溫暖的每一根汗毛都豎了起來,進入了備戰狀態,她屏住呼吸,不斷告訴自己沒關系,卻還是忍不住往最壞的方面考慮。
她可沒忘了一個最簡單的關系——喻子蕭知情,約等于陸景川知情。
她飛快的回復,心幾乎跳出了嗓子眼,“開什么玩笑?”
那邊漫長的沉默許是不耐煩她的不理智,在給她冷靜的時間,直到喻子蕭將一張照片信息對比圖發了過來,她才如夢方醒。
對,她五六年前曾到處尋找合適的工作,投出了成百上千份的簡歷,其中一家就是陸氏下屬的調研公司。

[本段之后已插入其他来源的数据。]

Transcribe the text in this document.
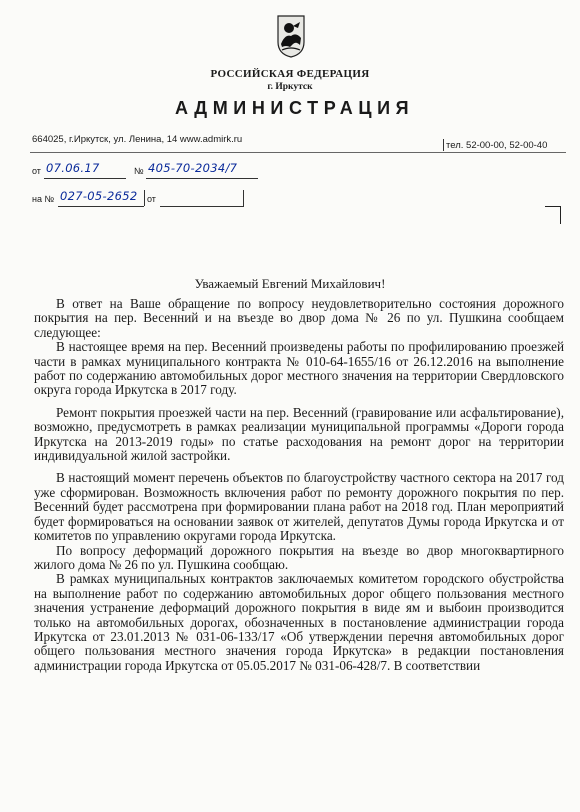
РОССИЙСКАЯ ФЕДЕРАЦИЯ
г. Иркутск
АДМИНИСТРАЦИЯ
664025, г.Иркутск, ул. Ленина, 14 www.admirk.ru
тел. 52-00-00, 52-00-40
от 07.06.17	№ 405-70-2034/7
на № 027-05-2652 от
Уважаемый Евгений Михайлович!

В ответ на Ваше обращение по вопросу неудовлетворительно состояния дорожного покрытия на пер. Весенний и на въезде во двор дома № 26 по ул. Пушкина сообщаем следующее:

В настоящее время на пер. Весенний произведены работы по профилированию проезжей части в рамках муниципального контракта № 010-64-1655/16 от 26.12.2016 на выполнение работ по содержанию автомобильных дорог местного значения на территории Свердловского округа города Иркутска в 2017 году.

Ремонт покрытия проезжей части на пер. Весенний (гравирование или асфальтирование), возможно, предусмотреть в рамках реализации муниципальной программы «Дороги города Иркутска на 2013-2019 годы» по статье расходования на ремонт дорог на территории индивидуальной жилой застройки.

В настоящий момент перечень объектов по благоустройству частного сектора на 2017 год уже сформирован. Возможность включения работ по ремонту дорожного покрытия по пер. Весенний будет рассмотрена при формировании плана работ на 2018 год. План мероприятий будет формироваться на основании заявок от жителей, депутатов Думы города Иркутска и от комитетов по управлению округами города Иркутска.

По вопросу деформаций дорожного покрытия на въезде во двор многоквартирного жилого дома № 26 по ул. Пушкина сообщаю.

В рамках муниципальных контрактов заключаемых комитетом городского обустройства на выполнение работ по содержанию автомобильных дорог общего пользования местного значения устранение деформаций дорожного покрытия в виде ям и выбоин производится только на автомобильных дорогах, обозначенных в постановление администрации города Иркутска от 23.01.2013 № 031-06-133/17 «Об утверждении перечня автомобильных дорог общего пользования местного значения города Иркутска» в редакции постановления администрации города Иркутска от 05.05.2017 № 031-06-428/7. В соответствии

她深吸一口氣,最終還是有點無奈的妥協,一字一句的鍵入,“你想怎么樣?”
其實喻子蕭能給她把消息發來,而不是直接交給陸景川,就已經說明,他可以瞞著陸景川,只不過是在待價而沽而已。
“我要知道真相。”
溫暖再度嘆了口氣。
這簡直就是定時**般的存在,讓她哪里敢輕易地全部和盤托出?
尤其喻子蕭還是陸景川身邊的人。
等等……
“如果我現在告知陸景川,你手里的信息就沒有任何意義了。”
“你真的敢嗎?”
兩人小心翼翼的通過最簡單的文字交鋒著,試探著彼此的底線和邊界,企圖利益最大化。
“看什么呢?這么專注?”
一道無比熟悉的男聲驀地響起,溫暖手忙腳亂的息屏,扭過頭,陸景川就站在自己的身后。
頓時,血液似乎一下子降到了冰點,緩緩在身體里流動著。
他……他沒看到吧?
那種心底最深處的希冀,顯露出她的幾分卑劣。是的,如果可能,她永遠都不想告訴陸景川。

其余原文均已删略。